When I was a teenager back in the 1990s the cultural pressure was to keep quiet about any feelings of same-sex attraction. So, I did and built my identity around a slightly nerdy interest in British politics and medieval history, combined with my growing Christian faith and ability to organise people. Looking back, there were some unhealthy consequences of my silence about my sexuality, but I’m still grateful that it allowed me to explore, and become known for, plenty of other things. I wasn’t the ‘gay guy’ in my year at school – I was the guy that wore a Conservative party rosette to our leavers’ ball, who was a member of the Richard III Society, part of the Christian Union, and became head of my boarding house. I enjoyed myself, became myself, in slightly alternative ways.
Nowadays the cultural pressure would be to share my feelings of same-sex attraction – in both word and deed – as soon as I had first felt them; to come out as gay, and build an identity around my developing sexual feelings and the stereotypes that are often foisted on young gay people; to see myself as a part of a minority group not because of my obscure interests, but because of my sexual attraction to some of the guys I was growing up with; to find out which of them might be up for a sexual relationship with me. All of which begins to sound like a lot of pressure on a teenager who is also trying to work out what to do with their life in a western school system in which the pressures both to achieve academically and to fit in socially grow and grow.
Don’t hide your same-sex attractions in shame but also don’t feel that there’s a need to identify yourself as gay.
As a result, my advice to teenagers trying to work out whether or not they might be gay is this: don’t hide your same-sex attractions in shame but also don’t feel that there’s a need to identify yourself as gay. You need both to get to know yourself and to be open to the possibility that who you are will develop and change. I no longer support the Conservative party or pay my subscription to the Richard III Society, but I am still a Christian and have spent much of my life organising people. I have also come to realise that I am exclusively same-sex attracted – but it was helpful for that realisation to settle over time, rather than be forced out of me aged fifteen.

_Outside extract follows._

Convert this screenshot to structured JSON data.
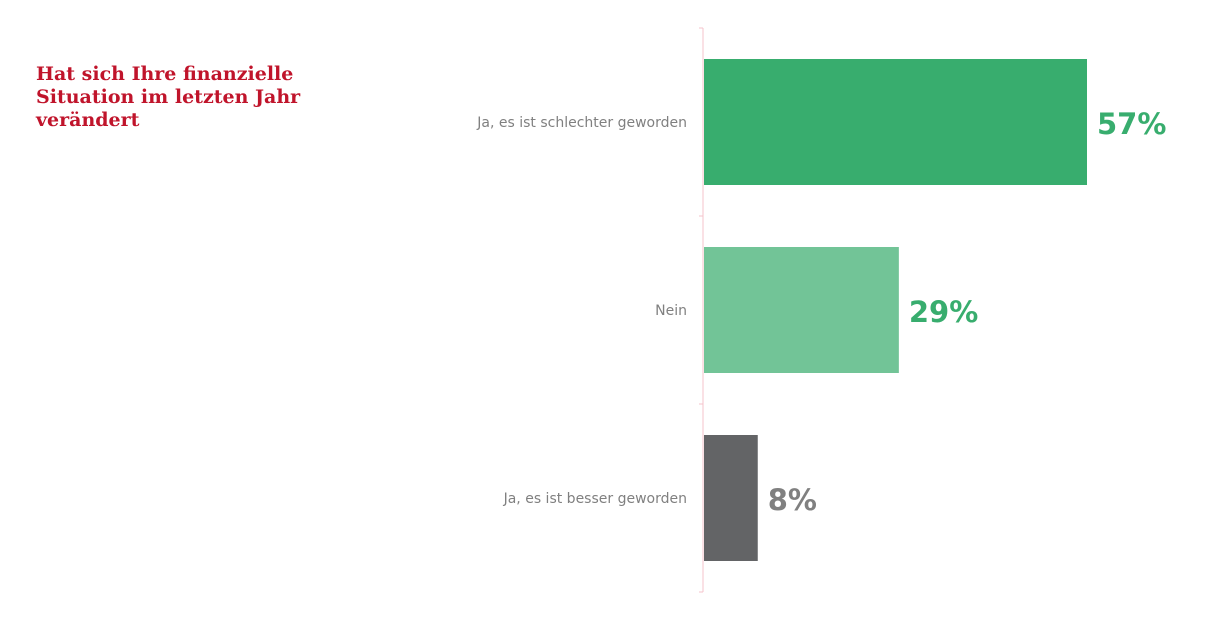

I was interested to come across similar advice from a secular source in Ritch Savin-Williams’ The New Gay Teenager. Writing as a developmental psychologist he talks of the good sense in teenagers waiting a while before they build an identity around their sexuality:
...despite the speculations of some clinicians, the idea that it is healthy for an adolescent to identify with a sexuality has not been proved. Clinicians are fond of assuming that not adopting a label is unhealthy, that it may be an indication of possible psychological problems. An individual's reluctance to embrace a sexual identity, they say, suggests that the person is in denial, afraid to confront his or her sexual reality. Yet how do we square this view with the overwhelming evidence – produced by these same clinicians – of alarmingly high levels of depression, substance abuse, dangerous sexual activities, and suicidality among these young people who self-identify as gay? Is it possible that self-identifying gay youth are more unhealthy than nonidentified same-sex attracted young adults?
I believe this is entirely possible. Some gay teens come out "loud and proud" as an act of self-affirmation, and some nonidentified same-sex attracted young people, are in hiding for self-destructive reasons. But it is also true that some declare their sexuality as a cry for help from horrific circumstances and that others are psychologically healthy because they have bases for self-definition other than sexuality that are more developmentally appropriate.
Is it possible that our advice to same-sex attracted young people has been wrong, and that perhaps we should be encouraging not to identify as gay?1
- Ritch C Savin-Williams, The New Gay Teenager (Harvard University Press, 2006), p.204.